Dans ce choix entre achat et développement (Buy or Build), Peter Wintsch a clairement défini les critères utilisés par sa banque:
* Capacité de différentiation
* Régulation du domaine
* Clarté des besoins
* Rythme d’évolution
Il a aussi été signalé à cette occasion que les récents rachats dans le secteur informatique (Sun par Oracle ou Sybase par SAP) ont comme première conséquence une augmentation du prix des licences des produits acquis.

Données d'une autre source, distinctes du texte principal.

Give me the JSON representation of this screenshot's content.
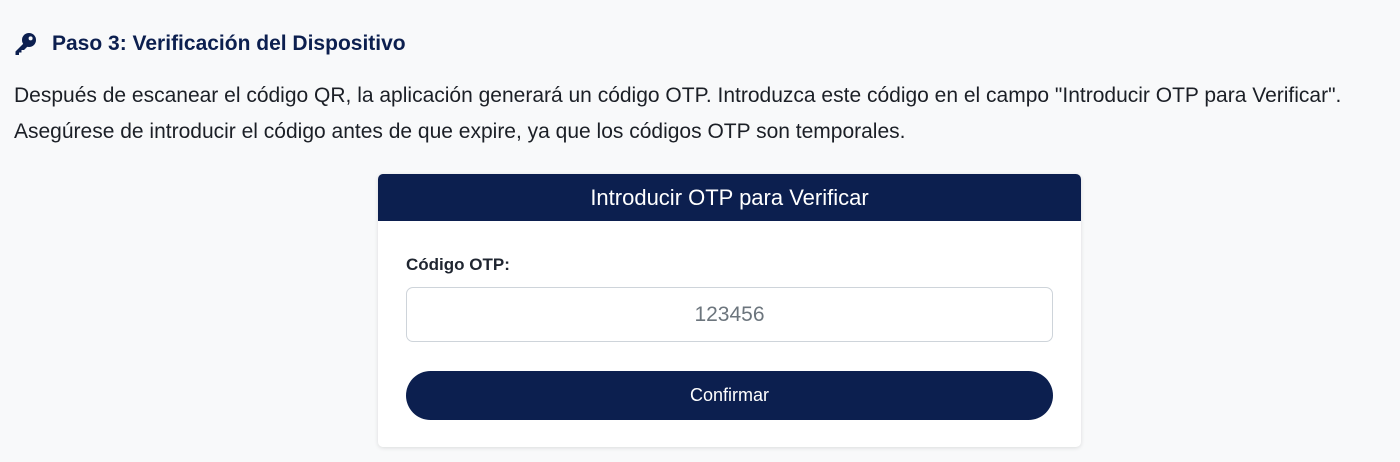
{
  "step": {
    "icon": "key-icon",
    "title": "Paso 3: Verificación del Dispositivo",
    "description": "Después de escanear el código QR, la aplicación generará un código OTP. Introduzca este código en el campo \"Introducir OTP para Verificar\". Asegúrese de introducir el código antes de que expire, ya que los códigos OTP son temporales."
  },
  "otp_card": {
    "header": "Introducir OTP para Verificar",
    "label": "Código OTP:",
    "input_value": "",
    "input_placeholder": "123456",
    "button_label": "Confirmar"
  },
  "colors": {
    "brand_navy": "#0c1f4f",
    "page_background": "#f8f9fa",
    "card_background": "#ffffff"
  }
}
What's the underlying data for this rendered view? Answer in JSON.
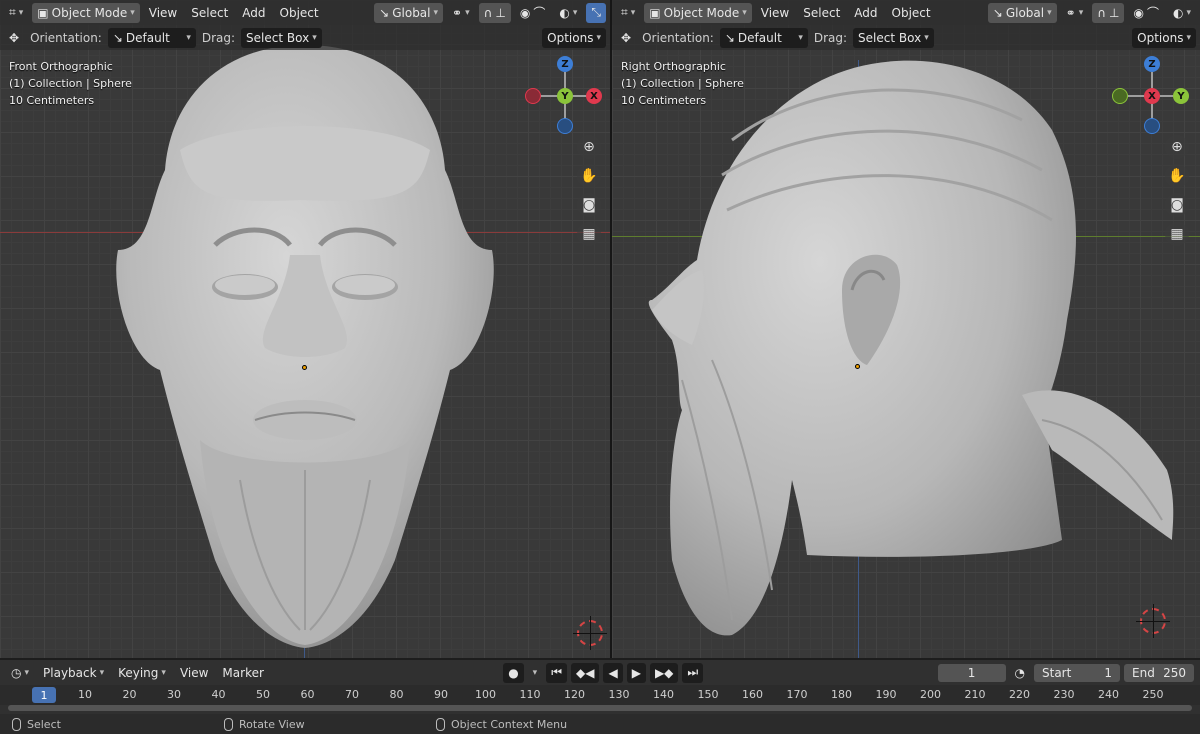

Le deuxième exposé intéressant pour un informaticien était celui du directeur général de la Banque Migros, Harald Nedwed. Celui-ci a livré avec franchise des informations précises et des opinions pleines de bon sens sur l’évolution de la banque en Suisse. Sa banque vient de migrer son système d’information, de IBIS de RTC vers Finnova. Celle-ci a coûté plus de 100 millions de francs, occupant 300 personnes pendant deux ans et étant validée par 53100 cas de tests qui ont été exécutés au moins cinq fois. Des chiffres importants, mais il s’attend à ce que le retour sur investissement soit atteint en moins de cinq ans avec les économies de fonctionnement. C’est sans doute le même raisonnement qui avait motivé le départ vers Finnova des banques cantonales de Neuchâtel, Genève et du Valais de la plate-forme Osiris d’Unicible conçue pour une banque de taille plus importante, la BCV, comme c’est le cas du RTC qui est l’émanation de la Banque Cantonale Bernoise. Le point le plus intéressant de cet exposé concernait une étude prospective menée par Accenture sur l’état de l’industrie bancaire en Suisse en 2015. Le conférencier a remarqué qu’il y avait aujourd’hui en Suisse 57% de banques en moins qu’en 1998 et il pense que cette consolidation va continuer. Que ce soit dans la banque de détail ou la banque privée, les participants à l’étude devaient citer les facteurs qui allaient les différencier de leurs concurrents. L’informatique n’apparaissait pas dans ces facteurs. Il nous a néanmoins présenté les chiffres de la Banque Migros qui montrent le transfert des opérations depuis les guichets vers Internet. Ainsi, 90% des demandes de prêts personnels se font aujourd’hui sur le Web. Il pense ainsi que la technologie peut être un support principal de la différentiation. C’est grâce à l’intégration de la chaîne de traitement qu’il estime que sa banque peut offrir des crédits à la consommation à un taux inférieur à ses concurrents. Il semble cependant que les informaticiens ont de la peine à se faire reconnaître comme un outil de différentiation par les directions opérationnelles des banques.